Operasi Gabungan, Coba Parkir Di Badan Jalan: Kempes Ban!

oleh

Manado Tempo-Sanksi tanpa pandang bulu ditegaskan melalui Kabid Darat Dinas Perhubungan (Dishub) Manado, Donald Wilar yang akan menggelar operasi gabungan Dishub, Polisi dan POM.

Targetnya, kendaraan sepeda motor dan mobil yang masih “kabal” memarkirkan kendaraannya menggunakan badan jalan, apalagi yang dilanggar ada terpasang rambu jalan dilarang parkir dan dilarang berhenti.

Kendaraan berjejer rapi dibawah plang rambu lalin dilarang parkir. (foto:manadotempo)

Adalah, sepanjang Jalan Samratulangi akan disterilkan.

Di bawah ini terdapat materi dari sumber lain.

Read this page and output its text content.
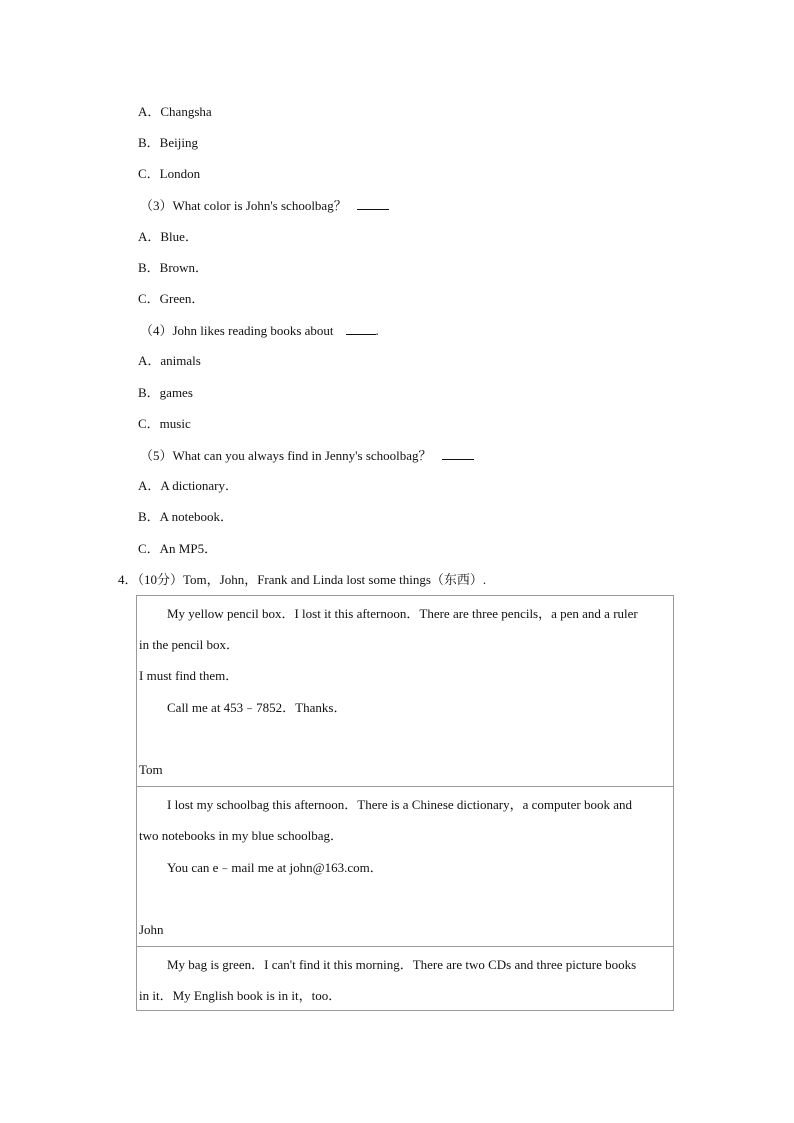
A．Changsha
B．Beijing
C．London
（3）What color is John's schoolbag？
A．Blue．
B．Brown．
C．Green．
（4）John likes reading books about	.
A．animals
B．games
C．music
（5）What can you always find in Jenny's schoolbag？
A．A dictionary．
B．A notebook．
C．An MP5．
4．（10分）Tom，John，Frank and Linda lost some things（东西）.
My yellow pencil box．I lost it this afternoon．There are three pencils，a pen and a ruler
in the pencil box．
I must find them．
Call me at 453﹣7852．Thanks．
Tom
I lost my schoolbag this afternoon．There is a Chinese dictionary，a computer book and
two notebooks in my blue schoolbag．
You can e﹣mail me at john@163.com．
John
My bag is green．I can't find it this morning．There are two CDs and three picture books
in it．My English book is in it，too．
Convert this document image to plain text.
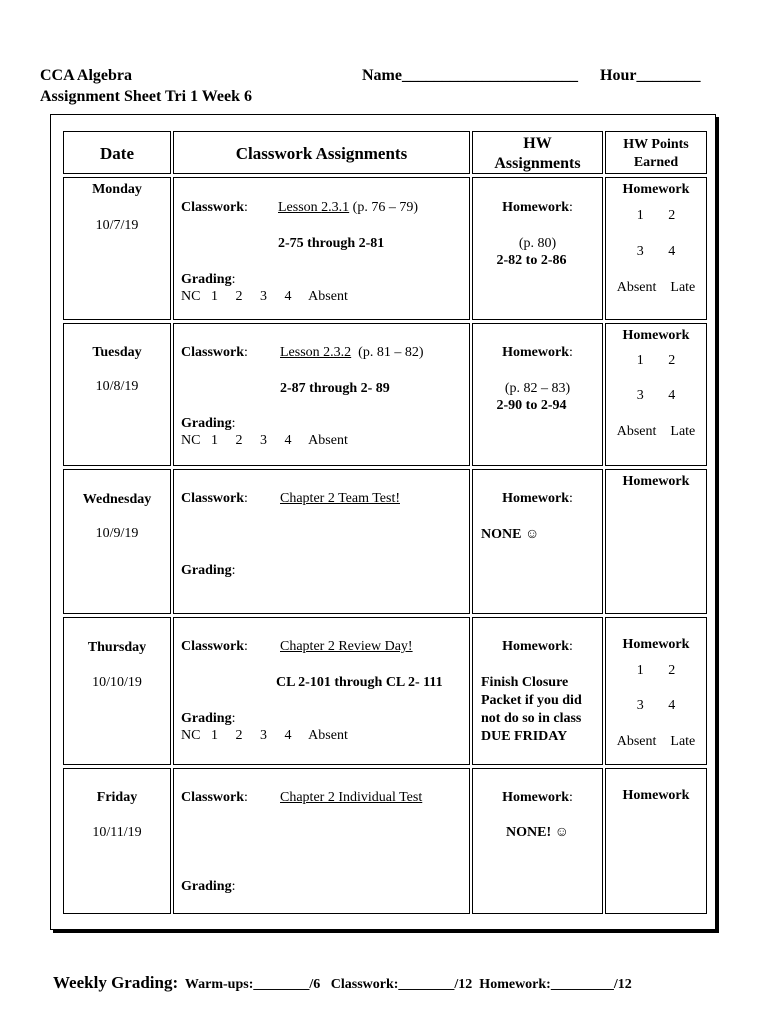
CCA Algebra
Assignment Sheet Tri 1 Week 6
Name______________________ Hour________
Date	Classwork Assignments
HW
Assignments
HW Points
Earned
Monday
10/7/19
Classwork: Lesson 2.3.1 (p. 76 – 79)
2-75 through 2-81
Grading:
NC   1     2     3     4     Absent
Homework:
(p. 80)
2-82 to 2-86
Homework
1       2
3       4
Absent    Late
Tuesday
10/8/19
Classwork: Lesson 2.3.2  (p. 81 – 82)
2-87 through 2- 89
Grading:
NC   1     2     3     4     Absent
Homework:
(p. 82 – 83)
2-90 to 2-94
Homework
1       2
3       4
Absent    Late
Wednesday
10/9/19
Classwork: Chapter 2 Team Test!
Grading:
Homework:
NONE ☺
Homework
Thursday
10/10/19
Classwork: Chapter 2 Review Day!
CL 2-101 through CL 2- 111
Grading:
NC   1     2     3     4     Absent
Homework:
Finish Closure
Packet if you did
not do so in class
DUE FRIDAY
Homework
1       2
3       4
Absent    Late
Friday
10/11/19
Classwork: Chapter 2 Individual Test
Grading:
Homework:
NONE! ☺
Homework

Weekly Grading:  Warm-ups:________/6   Classwork:________/12  Homework:_________/12
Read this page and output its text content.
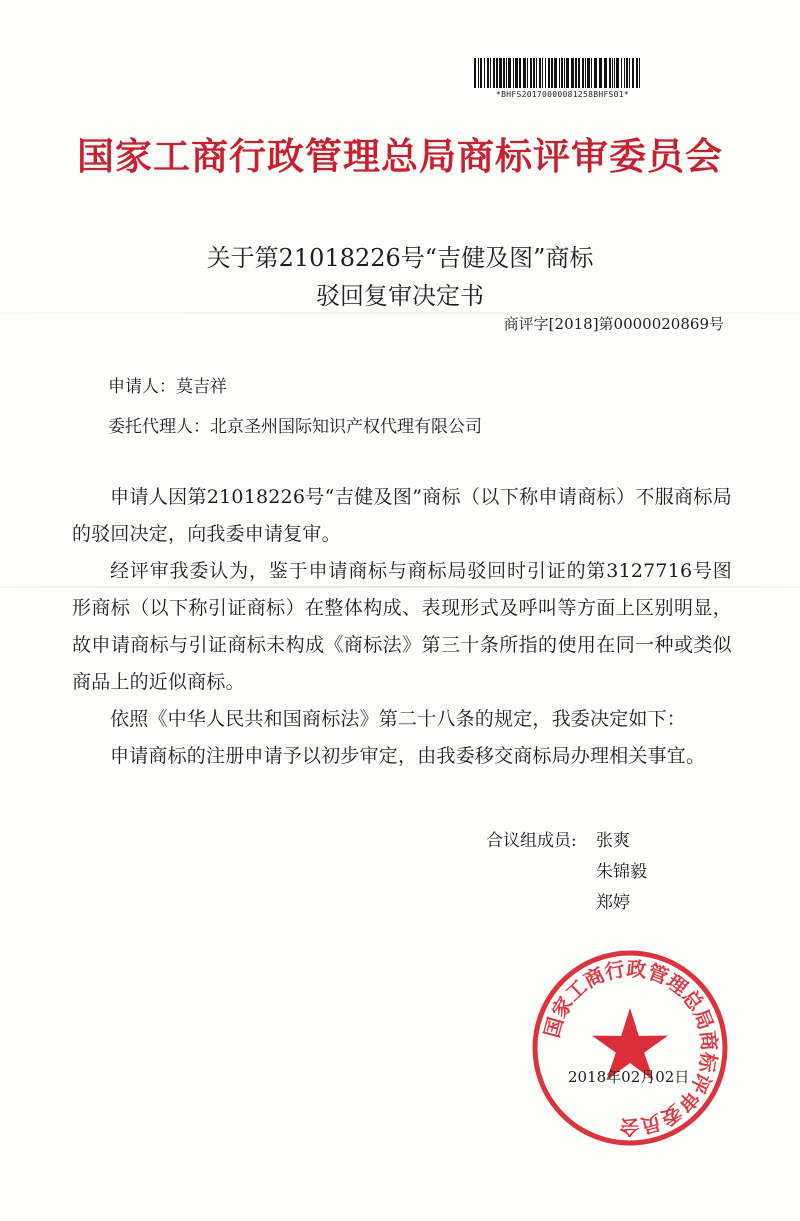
*BHFS20170000081258BHFS01*
国家工商行政管理总局商标评审委员会
关于第21018226号“吉健及图”商标
驳回复审决定书
商评字[2018]第0000020869号
申请人：莫吉祥
委托代理人：北京圣州国际知识产权代理有限公司
申请人因第21018226号“吉健及图”商标（以下称申请商标）不服商标局的驳回决定，向我委申请复审。
经评审我委认为，鉴于申请商标与商标局驳回时引证的第3127716号图形商标（以下称引证商标）在整体构成、表现形式及呼叫等方面上区别明显，故申请商标与引证商标未构成《商标法》第三十条所指的使用在同一种或类似商品上的近似商标。
依照《中华人民共和国商标法》第二十八条的规定，我委决定如下：
申请商标的注册申请予以初步审定，由我委移交商标局办理相关事宜。
合议组成员: 张爽
朱锦毅
郑婷
国家工商行政管理总局商标评审委员会
2018年02月02日
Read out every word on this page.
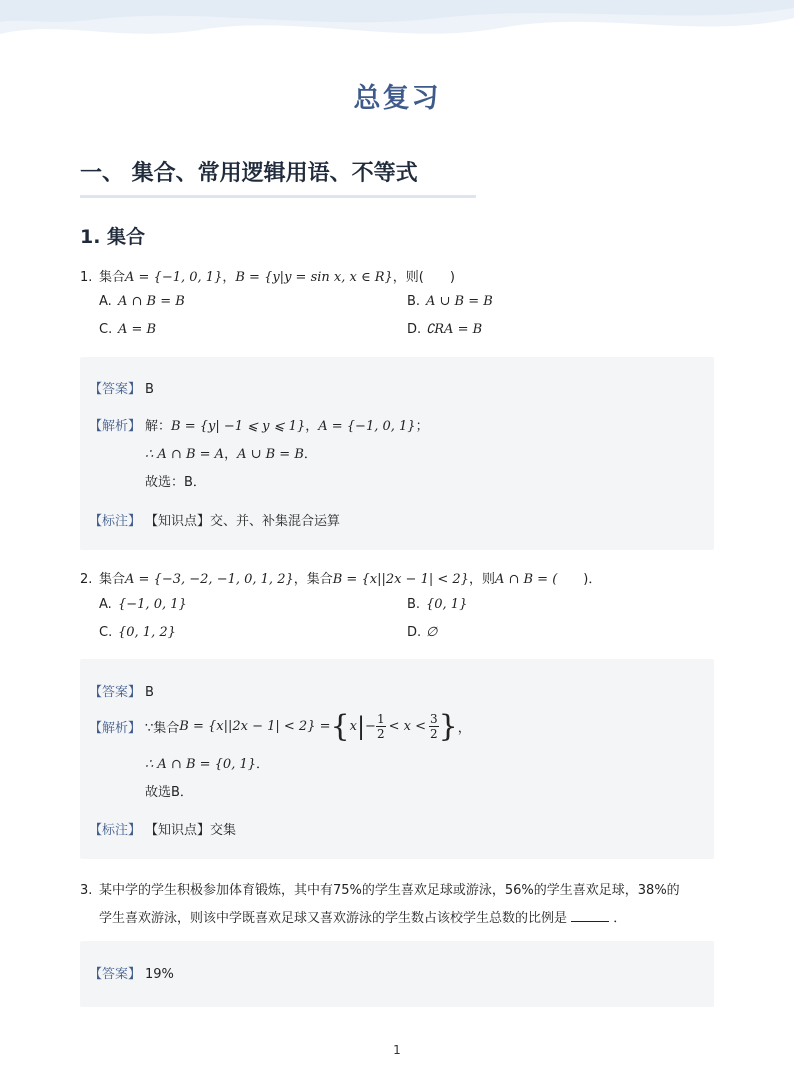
总复习
一、 集合、常用逻辑用语、不等式
1. 集合
1. 集合A = {−1, 0, 1}，B = {y|y = sin x, x ∈ R}，则(　　)
A. A ∩ B = B	B. A ∪ B = B
C. A = B	D. ∁RA = B
【答案】 B
【解析】 解：B = {y| −1 ⩽ y ⩽ 1}，A = {−1, 0, 1}；
∴ A ∩ B = A，A ∪ B = B．
故选：B．
【标注】 【知识点】交、并、补集混合运算
2. 集合A = {−3, −2, −1, 0, 1, 2}，集合B = {x||2x − 1| < 2}，则A ∩ B = (　　)．
A. {−1, 0, 1}	B. {0, 1}
C. {0, 1, 2}	D. ∅
【答案】 B
【解析】 ∵集合$B = \{x||2x - 1| < 2\} =\{x|- \frac{1}{2} < x < \frac{3}{2}$ }，
∴ A ∩ B = {0, 1}．
故选B．
【标注】 【知识点】交集
3. 某中学的学生积极参加体育锻炼，其中有75%的学生喜欢足球或游泳，56%的学生喜欢足球，38%的
学生喜欢游泳，则该中学既喜欢足球又喜欢游泳的学生数占该校学生总数的比例是	．
【答案】 19%
1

Sementara kondisi parkir sembarang terlihat paling parah mulai di depan golden swalayan Samrat, depan Rumah Sakit Siloam yang menjadi pemicu macet.

Motor ambil bagian parkir di badan jalan dan jadi lahan pencarian parkir ilegal tetap dibiarkan.

“Ya benar, sudah direncanakan jelang Natal 2022 dan menyongsong Tahun Baru akan ada operasi gabungan Dishub, Polisi dan POM. Jika kedapatan ada kendaraan yang parkir di area tanda larangan parkir akan ditindak. Tidak ada sopirnya, ban mo se kempes,” tegas Wilar sembari menambahkan untuk itu perlu ada gabungan Polri dan POM.

Dan lagi menurutnya, sepanjang jalan samrat memang masuk area tertib lalin tidak bisa diparkir di badan jalan.

“Jadi kami minta, masyarakat pengguna jalan jangan melanggar aturan. Apalagi kita akan menghadapi Natal yang pasti volume kendaraan akan bertambah. Jika tidak taat aturan dan parkir sembarangan pasti terjadi macet,” terangnya.

Langkah Dishub Manado pun didukung warga masyarakat kota Manado serta warga pendatang.

“Jika benar Dishub Manado akan menertibkan kendaraan yang parkir di badan jalan itu langkah yang bagus, kami dukung dan harus tegas. Tapi jangan cuma karena menghadapi Natal atau Tahun Baru, penertiban itu baiknya dikawal terus,” kata Arie Wantah SH pemerhati lalin Manado.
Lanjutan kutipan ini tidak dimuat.